Jonathan Martin, a 6-foot-5, 312 pound offensive lineman for the Miami Dolphins, walked away from his National Football League (NFL) job amid reports that his fellow teammate, Richie Incognito, allegedly bullied and harassed Martin on multiple occasions. The allegations include a reported voicemail where Incognito used racial slurs and threatened Martin, Incognito forced Martin to pay $15,000 for a Las Vegas party that he did not attend, and that certain coaches told Incognito to “toughen up” Martin.


The media spotlight that ensued following Martin’s leave sheds light on a common problem for many employers – many American employees experience workplace bullying at some point or another in their career. Employers can face lawsuits related to bullying under Title VII if the harassment is based on a protected class, such as race, religion, or disability. Claims can be made for harassment, intentional infliction of emotional distress, and negligent supervision.


Many states have considered workplace anti-bullying legislation to let employees sue for workplace harassment without proving that the harassment is based on a protected class.  Since 2003, 25 states have introduced the anti-bullying Healthy Workplace Bill (HWB), but none of those states have enacted a law yet.  Idaho is one of nine states that have not introduced the HWB yet.  The current national focus on bullying suggests that it is only a matter of time before employers will have to be prepared to deal with such workplace anti-bullying laws. So, what should employers do to avoid harassment claims and stay ahead of the curve?
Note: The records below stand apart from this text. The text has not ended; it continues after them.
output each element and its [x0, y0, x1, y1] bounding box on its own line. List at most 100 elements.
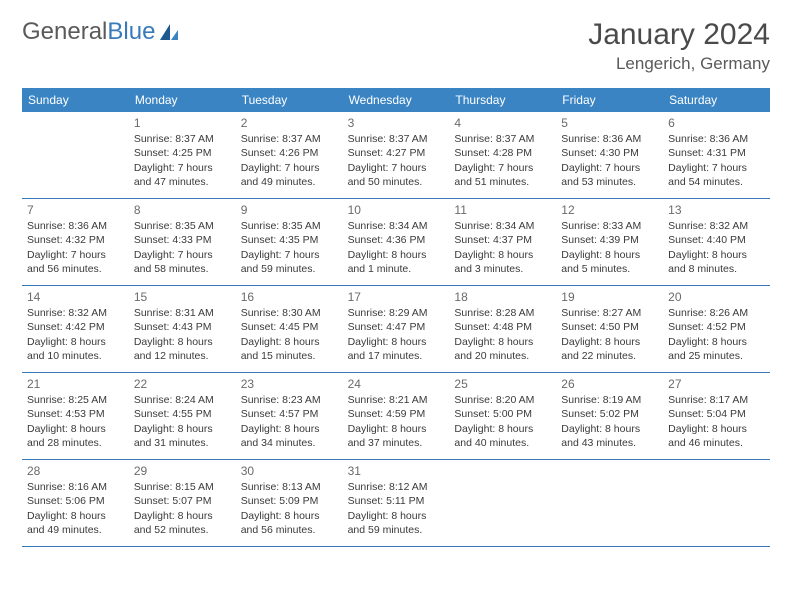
daylight-text: Daylight: 8 hours [134, 335, 231, 349]
daylight-text: and 47 minutes. [134, 175, 231, 189]
day-number: 5 [561, 115, 658, 131]
day-cell: 31Sunrise: 8:12 AMSunset: 5:11 PMDayligh… [343, 460, 450, 546]
day-number: 1 [134, 115, 231, 131]
day-cell [556, 460, 663, 546]
daylight-text: and 56 minutes. [27, 262, 124, 276]
day-header: Monday [129, 88, 236, 112]
sunrise-text: Sunrise: 8:32 AM [27, 306, 124, 320]
sunrise-text: Sunrise: 8:20 AM [454, 393, 551, 407]
daylight-text: Daylight: 7 hours [668, 161, 765, 175]
daylight-text: Daylight: 8 hours [454, 248, 551, 262]
daylight-text: Daylight: 8 hours [668, 248, 765, 262]
sunset-text: Sunset: 4:32 PM [27, 233, 124, 247]
sunset-text: Sunset: 4:31 PM [668, 146, 765, 160]
sunrise-text: Sunrise: 8:35 AM [241, 219, 338, 233]
daylight-text: and 28 minutes. [27, 436, 124, 450]
day-cell: 14Sunrise: 8:32 AMSunset: 4:42 PMDayligh… [22, 286, 129, 372]
day-cell: 3Sunrise: 8:37 AMSunset: 4:27 PMDaylight… [343, 112, 450, 198]
daylight-text: Daylight: 8 hours [668, 422, 765, 436]
daylight-text: and 49 minutes. [241, 175, 338, 189]
daylight-text: and 56 minutes. [241, 523, 338, 537]
week-row: 1Sunrise: 8:37 AMSunset: 4:25 PMDaylight… [22, 112, 770, 199]
sunset-text: Sunset: 4:52 PM [668, 320, 765, 334]
sunrise-text: Sunrise: 8:34 AM [348, 219, 445, 233]
daylight-text: Daylight: 8 hours [241, 422, 338, 436]
day-cell: 1Sunrise: 8:37 AMSunset: 4:25 PMDaylight… [129, 112, 236, 198]
day-header: Thursday [449, 88, 556, 112]
day-number: 25 [454, 376, 551, 392]
day-cell: 6Sunrise: 8:36 AMSunset: 4:31 PMDaylight… [663, 112, 770, 198]
sunset-text: Sunset: 4:57 PM [241, 407, 338, 421]
day-header: Tuesday [236, 88, 343, 112]
daylight-text: Daylight: 8 hours [454, 422, 551, 436]
daylight-text: Daylight: 8 hours [454, 335, 551, 349]
day-number: 17 [348, 289, 445, 305]
day-cell: 17Sunrise: 8:29 AMSunset: 4:47 PMDayligh… [343, 286, 450, 372]
day-number: 20 [668, 289, 765, 305]
header: GeneralBlue January 2024 Lengerich, Germ… [22, 18, 770, 74]
sunset-text: Sunset: 4:25 PM [134, 146, 231, 160]
sunset-text: Sunset: 4:50 PM [561, 320, 658, 334]
sunset-text: Sunset: 4:59 PM [348, 407, 445, 421]
title-block: January 2024 Lengerich, Germany [588, 18, 770, 74]
day-number: 22 [134, 376, 231, 392]
sunset-text: Sunset: 4:55 PM [134, 407, 231, 421]
day-cell: 24Sunrise: 8:21 AMSunset: 4:59 PMDayligh… [343, 373, 450, 459]
month-title: January 2024 [588, 18, 770, 52]
day-number: 12 [561, 202, 658, 218]
sunset-text: Sunset: 5:09 PM [241, 494, 338, 508]
sunset-text: Sunset: 5:07 PM [134, 494, 231, 508]
daylight-text: and 49 minutes. [27, 523, 124, 537]
sunset-text: Sunset: 4:28 PM [454, 146, 551, 160]
daylight-text: and 37 minutes. [348, 436, 445, 450]
daylight-text: and 46 minutes. [668, 436, 765, 450]
day-number: 8 [134, 202, 231, 218]
sunrise-text: Sunrise: 8:19 AM [561, 393, 658, 407]
sunset-text: Sunset: 5:00 PM [454, 407, 551, 421]
daylight-text: and 59 minutes. [241, 262, 338, 276]
daylight-text: Daylight: 7 hours [348, 161, 445, 175]
daylight-text: Daylight: 8 hours [27, 422, 124, 436]
sunset-text: Sunset: 4:43 PM [134, 320, 231, 334]
day-number: 4 [454, 115, 551, 131]
daylight-text: and 40 minutes. [454, 436, 551, 450]
daylight-text: and 25 minutes. [668, 349, 765, 363]
daylight-text: and 10 minutes. [27, 349, 124, 363]
sunrise-text: Sunrise: 8:36 AM [27, 219, 124, 233]
week-row: 14Sunrise: 8:32 AMSunset: 4:42 PMDayligh… [22, 286, 770, 373]
sunset-text: Sunset: 4:47 PM [348, 320, 445, 334]
day-header: Wednesday [343, 88, 450, 112]
daylight-text: Daylight: 8 hours [348, 248, 445, 262]
day-number: 23 [241, 376, 338, 392]
daylight-text: Daylight: 8 hours [27, 509, 124, 523]
sunset-text: Sunset: 4:30 PM [561, 146, 658, 160]
day-number: 6 [668, 115, 765, 131]
sunset-text: Sunset: 4:37 PM [454, 233, 551, 247]
daylight-text: Daylight: 7 hours [134, 161, 231, 175]
sunrise-text: Sunrise: 8:30 AM [241, 306, 338, 320]
day-number: 14 [27, 289, 124, 305]
day-number: 29 [134, 463, 231, 479]
day-cell: 9Sunrise: 8:35 AMSunset: 4:35 PMDaylight… [236, 199, 343, 285]
sunset-text: Sunset: 5:02 PM [561, 407, 658, 421]
daylight-text: and 5 minutes. [561, 262, 658, 276]
day-number: 28 [27, 463, 124, 479]
day-number: 15 [134, 289, 231, 305]
daylight-text: and 59 minutes. [348, 523, 445, 537]
day-cell: 2Sunrise: 8:37 AMSunset: 4:26 PMDaylight… [236, 112, 343, 198]
calendar: Sunday Monday Tuesday Wednesday Thursday… [22, 88, 770, 547]
sunrise-text: Sunrise: 8:37 AM [134, 132, 231, 146]
day-number: 11 [454, 202, 551, 218]
day-cell: 15Sunrise: 8:31 AMSunset: 4:43 PMDayligh… [129, 286, 236, 372]
daylight-text: and 50 minutes. [348, 175, 445, 189]
daylight-text: and 15 minutes. [241, 349, 338, 363]
daylight-text: and 52 minutes. [134, 523, 231, 537]
day-cell: 18Sunrise: 8:28 AMSunset: 4:48 PMDayligh… [449, 286, 556, 372]
daylight-text: and 31 minutes. [134, 436, 231, 450]
sunset-text: Sunset: 4:26 PM [241, 146, 338, 160]
daylight-text: Daylight: 7 hours [241, 248, 338, 262]
daylight-text: Daylight: 7 hours [27, 248, 124, 262]
daylight-text: and 8 minutes. [668, 262, 765, 276]
sunrise-text: Sunrise: 8:27 AM [561, 306, 658, 320]
sunrise-text: Sunrise: 8:28 AM [454, 306, 551, 320]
  • Institute Anti-Bullying Policies & Process for Handling Complaints – Employers should expand on existing written harassment and non-retaliation policies to cover a broader range of conduct, including but not limited to: insults, spreading of rumors, unwarranted criticism, exclusion from meetings or other workplace activities, pranks, and unreasonable work demands. Such policies should also clearly define internal reporting procedures and outline disciplinary action for violations of the policy. Employers should respond not only to formal complaints about alleged misconduct but also informal complaints.
  • Conduct Regular Workplace Anti-Bullying Training – To help ensure early detection and prevention, employers should also provide regular anti-bullying training workshops to employees and management. The trainings should include examples of inappropriate behavior, interactive training, such as mock scenarios to promote correct behavior or videos and PowerPoint presentations. It is also important to train management so they know how to properly handle any complaints they receive.
  • Provide Support Services – A support network for employees who may be the victim of bullying may also be very beneficial to employers. Support services provide an employee with counseling, or other wellness programs, and allow the employer to prevent certain conduct and address inappropriate behavior.
  • By implementing anti-bullying policies and programs, employers can hopefully avoid the expense of a lawsuit and the decline in employee moral that is often associated with bullying in the workplace. Employers should take the opportunity to learn from the nationally publicized alleged bullying of Jonathan Martin and have procedures in place to prevent such conduct in order to avoid the backlash that plagued the Miami Dolphins locker room.